Между тем незнакомец входил во внутрь чертогов. Вельможи останавливают его и спрашивают с обыкновенною тогдашних времен вежливостью:
– «Как звать тебя по имени? Как величать по отечеству? Царь ли ты, царевич или король, королевич, или сильный могучий богатырь, или из иных земель грозен посол?» – и прочая.
Приезжий не удовлетворил их любопытству и ответствовал:
– Если мне сказать вам о всем, то уже самому князю донесть нечего, – и просил, чтоб учинили о нем доклад. Не смели его больше утруждать, донесли князю, и он впущен был пред очи Владимира.
На вопрос княжий, что он за человек и какую до него имеет нужду, ответствовал он:
– Я называюсь Добрыня, Никитин сын, уроженец Великого Новгорода, и приехал служить тебе, великому государю.
– Но как ты пробрался в славный Киев-град? И как пропущен был злым Тугарином?

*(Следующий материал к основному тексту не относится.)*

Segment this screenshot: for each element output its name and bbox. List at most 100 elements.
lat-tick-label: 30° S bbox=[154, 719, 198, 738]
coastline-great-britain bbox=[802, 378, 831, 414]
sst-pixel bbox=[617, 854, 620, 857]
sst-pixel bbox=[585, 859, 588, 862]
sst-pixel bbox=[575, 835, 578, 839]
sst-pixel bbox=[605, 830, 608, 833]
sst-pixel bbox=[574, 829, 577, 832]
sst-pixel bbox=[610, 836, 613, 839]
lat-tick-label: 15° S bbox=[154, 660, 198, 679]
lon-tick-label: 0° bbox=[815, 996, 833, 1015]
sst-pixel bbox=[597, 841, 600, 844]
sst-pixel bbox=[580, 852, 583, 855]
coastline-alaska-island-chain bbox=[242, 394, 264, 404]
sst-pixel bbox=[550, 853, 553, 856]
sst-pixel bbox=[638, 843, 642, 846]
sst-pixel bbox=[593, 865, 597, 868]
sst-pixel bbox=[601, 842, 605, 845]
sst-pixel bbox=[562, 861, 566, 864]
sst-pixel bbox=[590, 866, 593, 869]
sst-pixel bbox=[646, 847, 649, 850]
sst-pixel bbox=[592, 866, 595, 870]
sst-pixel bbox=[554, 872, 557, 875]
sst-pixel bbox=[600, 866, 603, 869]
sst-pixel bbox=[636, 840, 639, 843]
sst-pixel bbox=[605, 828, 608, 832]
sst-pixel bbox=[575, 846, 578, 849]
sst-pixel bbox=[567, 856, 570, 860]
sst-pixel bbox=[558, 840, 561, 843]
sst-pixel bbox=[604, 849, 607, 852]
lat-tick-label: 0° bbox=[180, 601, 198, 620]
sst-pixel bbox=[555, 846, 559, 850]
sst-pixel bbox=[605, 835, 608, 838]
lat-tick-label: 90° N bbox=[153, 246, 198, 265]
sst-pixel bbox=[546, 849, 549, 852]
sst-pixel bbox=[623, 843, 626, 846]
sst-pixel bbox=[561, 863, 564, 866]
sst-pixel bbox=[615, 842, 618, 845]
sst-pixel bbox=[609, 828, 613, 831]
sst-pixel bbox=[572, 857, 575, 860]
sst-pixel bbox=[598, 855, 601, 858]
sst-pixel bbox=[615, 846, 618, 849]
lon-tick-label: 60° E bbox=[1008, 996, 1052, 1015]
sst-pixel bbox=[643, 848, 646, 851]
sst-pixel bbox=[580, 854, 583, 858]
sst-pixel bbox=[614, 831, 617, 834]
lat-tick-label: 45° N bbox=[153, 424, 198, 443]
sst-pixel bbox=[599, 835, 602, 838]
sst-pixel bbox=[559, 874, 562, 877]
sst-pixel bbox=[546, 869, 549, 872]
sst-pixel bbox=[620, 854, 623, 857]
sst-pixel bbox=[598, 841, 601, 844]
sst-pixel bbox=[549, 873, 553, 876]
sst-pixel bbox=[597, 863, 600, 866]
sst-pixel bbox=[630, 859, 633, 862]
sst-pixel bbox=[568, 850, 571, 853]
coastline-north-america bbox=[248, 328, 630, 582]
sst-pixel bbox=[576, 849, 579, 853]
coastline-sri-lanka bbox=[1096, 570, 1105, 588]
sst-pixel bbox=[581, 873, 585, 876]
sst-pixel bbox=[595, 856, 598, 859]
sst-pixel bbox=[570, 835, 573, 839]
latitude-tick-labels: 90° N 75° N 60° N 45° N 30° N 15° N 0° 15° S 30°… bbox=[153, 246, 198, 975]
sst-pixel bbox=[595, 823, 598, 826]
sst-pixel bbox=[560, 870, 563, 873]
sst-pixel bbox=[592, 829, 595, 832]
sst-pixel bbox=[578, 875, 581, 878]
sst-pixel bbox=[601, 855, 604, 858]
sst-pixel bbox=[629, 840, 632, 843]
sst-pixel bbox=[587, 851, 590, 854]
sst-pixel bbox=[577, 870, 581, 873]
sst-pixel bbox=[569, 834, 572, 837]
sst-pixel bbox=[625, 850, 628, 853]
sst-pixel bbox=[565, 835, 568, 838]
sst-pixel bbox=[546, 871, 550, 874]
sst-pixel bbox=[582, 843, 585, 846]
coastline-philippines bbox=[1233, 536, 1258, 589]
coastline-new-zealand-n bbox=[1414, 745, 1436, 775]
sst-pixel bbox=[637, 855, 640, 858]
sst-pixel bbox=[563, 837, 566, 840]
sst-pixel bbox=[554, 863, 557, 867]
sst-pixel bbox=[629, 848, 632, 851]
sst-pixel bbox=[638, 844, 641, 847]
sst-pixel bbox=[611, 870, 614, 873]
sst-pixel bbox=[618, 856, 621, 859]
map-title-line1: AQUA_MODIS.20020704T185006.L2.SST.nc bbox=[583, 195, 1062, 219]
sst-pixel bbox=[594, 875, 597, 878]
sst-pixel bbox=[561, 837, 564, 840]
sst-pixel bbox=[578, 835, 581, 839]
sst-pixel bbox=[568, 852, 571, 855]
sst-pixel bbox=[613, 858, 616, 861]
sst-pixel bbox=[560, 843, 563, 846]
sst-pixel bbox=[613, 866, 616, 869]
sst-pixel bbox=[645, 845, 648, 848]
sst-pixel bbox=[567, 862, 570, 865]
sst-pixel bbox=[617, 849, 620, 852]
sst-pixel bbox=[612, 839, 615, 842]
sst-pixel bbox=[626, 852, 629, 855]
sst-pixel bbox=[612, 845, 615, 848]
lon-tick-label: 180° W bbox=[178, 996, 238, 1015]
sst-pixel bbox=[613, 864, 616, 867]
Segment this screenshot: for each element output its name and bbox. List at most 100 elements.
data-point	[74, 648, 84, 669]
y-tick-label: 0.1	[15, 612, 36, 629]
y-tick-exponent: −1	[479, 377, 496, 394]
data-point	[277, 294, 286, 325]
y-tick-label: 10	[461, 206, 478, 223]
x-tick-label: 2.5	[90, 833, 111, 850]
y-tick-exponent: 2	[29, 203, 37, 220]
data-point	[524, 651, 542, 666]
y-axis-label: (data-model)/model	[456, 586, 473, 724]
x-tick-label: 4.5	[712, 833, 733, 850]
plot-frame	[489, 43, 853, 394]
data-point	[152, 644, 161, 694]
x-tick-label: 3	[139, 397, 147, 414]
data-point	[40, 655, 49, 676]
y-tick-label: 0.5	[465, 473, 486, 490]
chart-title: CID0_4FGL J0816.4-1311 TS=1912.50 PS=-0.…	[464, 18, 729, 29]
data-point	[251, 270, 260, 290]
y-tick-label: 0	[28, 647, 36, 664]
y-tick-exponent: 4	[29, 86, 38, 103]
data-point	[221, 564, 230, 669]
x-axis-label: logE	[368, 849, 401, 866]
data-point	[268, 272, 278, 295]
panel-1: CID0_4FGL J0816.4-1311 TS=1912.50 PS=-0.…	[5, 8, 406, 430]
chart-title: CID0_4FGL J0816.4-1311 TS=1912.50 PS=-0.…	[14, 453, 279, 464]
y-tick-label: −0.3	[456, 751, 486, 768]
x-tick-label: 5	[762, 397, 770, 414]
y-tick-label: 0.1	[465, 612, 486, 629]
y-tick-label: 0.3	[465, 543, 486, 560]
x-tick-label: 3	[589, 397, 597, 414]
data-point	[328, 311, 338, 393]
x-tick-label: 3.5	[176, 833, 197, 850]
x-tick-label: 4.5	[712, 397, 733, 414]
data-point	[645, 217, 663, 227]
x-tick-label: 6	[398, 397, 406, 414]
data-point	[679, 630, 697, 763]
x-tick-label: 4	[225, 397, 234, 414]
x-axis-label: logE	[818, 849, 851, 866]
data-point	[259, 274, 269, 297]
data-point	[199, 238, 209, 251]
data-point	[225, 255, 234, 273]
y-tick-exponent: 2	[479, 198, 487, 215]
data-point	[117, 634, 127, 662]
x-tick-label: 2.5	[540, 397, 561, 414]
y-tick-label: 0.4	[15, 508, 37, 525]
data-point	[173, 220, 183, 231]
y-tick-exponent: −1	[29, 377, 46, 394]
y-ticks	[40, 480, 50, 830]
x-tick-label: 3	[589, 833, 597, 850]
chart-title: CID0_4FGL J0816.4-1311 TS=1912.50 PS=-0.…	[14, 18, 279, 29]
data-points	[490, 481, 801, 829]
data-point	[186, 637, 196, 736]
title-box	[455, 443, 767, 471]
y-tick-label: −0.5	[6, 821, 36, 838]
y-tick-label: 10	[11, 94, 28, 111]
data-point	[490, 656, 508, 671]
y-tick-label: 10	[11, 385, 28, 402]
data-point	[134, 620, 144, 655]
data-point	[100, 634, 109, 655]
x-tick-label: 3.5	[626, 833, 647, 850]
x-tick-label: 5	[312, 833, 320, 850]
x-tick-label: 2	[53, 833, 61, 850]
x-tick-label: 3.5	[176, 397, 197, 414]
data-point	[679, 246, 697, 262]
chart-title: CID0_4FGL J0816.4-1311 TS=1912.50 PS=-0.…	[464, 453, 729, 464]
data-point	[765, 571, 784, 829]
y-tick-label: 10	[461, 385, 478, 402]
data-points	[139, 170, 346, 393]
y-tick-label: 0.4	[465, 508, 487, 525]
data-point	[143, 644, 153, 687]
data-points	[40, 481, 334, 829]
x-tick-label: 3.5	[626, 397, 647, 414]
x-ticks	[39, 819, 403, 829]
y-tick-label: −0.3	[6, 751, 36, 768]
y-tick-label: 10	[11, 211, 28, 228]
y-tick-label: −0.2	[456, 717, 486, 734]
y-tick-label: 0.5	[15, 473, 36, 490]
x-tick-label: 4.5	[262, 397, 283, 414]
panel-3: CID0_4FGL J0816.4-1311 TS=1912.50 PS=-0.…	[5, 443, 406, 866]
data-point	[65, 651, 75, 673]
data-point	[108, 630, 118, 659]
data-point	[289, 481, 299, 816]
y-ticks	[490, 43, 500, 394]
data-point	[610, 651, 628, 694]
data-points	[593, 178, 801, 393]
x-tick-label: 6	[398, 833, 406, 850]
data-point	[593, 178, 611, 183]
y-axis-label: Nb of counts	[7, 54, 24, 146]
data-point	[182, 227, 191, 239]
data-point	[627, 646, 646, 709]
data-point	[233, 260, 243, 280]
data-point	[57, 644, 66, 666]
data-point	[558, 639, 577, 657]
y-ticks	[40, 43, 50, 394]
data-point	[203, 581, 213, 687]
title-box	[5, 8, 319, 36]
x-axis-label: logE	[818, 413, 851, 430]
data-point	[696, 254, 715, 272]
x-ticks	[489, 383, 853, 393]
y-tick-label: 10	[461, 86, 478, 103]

– Надёжа-государь! – отвечал ему Добрыня. – Доселе мне, молодцу, еще не было дороги заперты. Проезжал я горы высокие, проходил я леса тёмные, переплывал реки глубокие, побивал я силы ратные, прогонял я сильных, могучих богатырей – мне ли робеть Тугарина? И я давно бы уже свернул ему голову, – примолвил он, – но я хочу учинить это пред твоим светлым лицом и по твоему слову княжеску, чтоб ты сам, государь, видел службу мою и пожаловал, велел бы мне служить при твоем лице.